Humanizing AI Chatbots: The Role of Speech Emotion Recognition with Deep Learning

Abstract:

This research focuses on integrating Speech Emotion Recognition (SER) with AI chatbots to create a system that is more emotionally intelligent and responsive. Using advanced deep learning techniques such as Convolutional Neural Networks (CNNs), the study enhances the accuracy and robustness of SER models in detecting emotions from speech. The Ryerson Audio-Visual Database of Emotional Speech and Song (RAVDESS) serves as the primary dataset, with data augmentation techniques such as noise injection, speed variation, and pitch shifting applied to improve model performance.

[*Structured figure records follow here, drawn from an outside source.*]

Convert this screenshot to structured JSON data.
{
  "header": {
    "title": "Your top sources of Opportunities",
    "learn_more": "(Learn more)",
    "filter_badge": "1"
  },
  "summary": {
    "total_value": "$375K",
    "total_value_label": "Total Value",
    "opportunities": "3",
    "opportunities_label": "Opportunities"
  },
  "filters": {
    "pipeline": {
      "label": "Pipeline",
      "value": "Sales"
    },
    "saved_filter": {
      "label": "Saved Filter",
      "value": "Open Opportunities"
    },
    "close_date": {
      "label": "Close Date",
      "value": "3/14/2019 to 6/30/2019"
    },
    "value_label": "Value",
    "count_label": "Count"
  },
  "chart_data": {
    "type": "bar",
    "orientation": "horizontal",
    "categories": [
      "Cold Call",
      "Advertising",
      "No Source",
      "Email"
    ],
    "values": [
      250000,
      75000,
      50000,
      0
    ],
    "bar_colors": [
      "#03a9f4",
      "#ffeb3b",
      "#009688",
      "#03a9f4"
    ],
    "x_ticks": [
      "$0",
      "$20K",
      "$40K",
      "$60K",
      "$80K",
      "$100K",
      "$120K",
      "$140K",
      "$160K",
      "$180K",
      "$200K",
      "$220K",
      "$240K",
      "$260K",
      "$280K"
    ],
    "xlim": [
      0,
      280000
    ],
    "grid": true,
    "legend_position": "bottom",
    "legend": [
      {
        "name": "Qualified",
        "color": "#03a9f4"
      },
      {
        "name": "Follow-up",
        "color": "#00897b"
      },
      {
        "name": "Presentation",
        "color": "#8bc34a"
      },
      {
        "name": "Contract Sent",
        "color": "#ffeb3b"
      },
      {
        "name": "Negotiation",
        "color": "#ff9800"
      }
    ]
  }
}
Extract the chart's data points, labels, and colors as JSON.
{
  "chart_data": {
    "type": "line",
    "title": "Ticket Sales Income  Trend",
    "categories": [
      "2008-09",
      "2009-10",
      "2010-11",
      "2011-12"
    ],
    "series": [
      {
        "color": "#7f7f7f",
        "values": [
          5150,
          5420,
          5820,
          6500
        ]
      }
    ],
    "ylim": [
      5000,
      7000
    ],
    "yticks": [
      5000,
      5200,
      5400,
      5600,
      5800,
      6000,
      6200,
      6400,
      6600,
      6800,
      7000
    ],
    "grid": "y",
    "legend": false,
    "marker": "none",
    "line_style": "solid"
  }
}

Key features such as Mel-Frequency Cepstral Coefficients (MFCC), Mel Spectrogram, and Zero Crossing Rate (ZCR) are extracted to improve the analysis. The study uses regularization techniques, including Batch Normalization and L2 Regularization, to prevent overfitting. Experimental results show significant improvements, with the best test accuracy reaching 87.5%, outperforming previous studies. Visualized training history demonstrates the model’s learning behavior and generalization capabilities. The findings highlight the potential of SER-enhanced chatbots in applications such as customer service and mental health support by enabling empathetic interactions.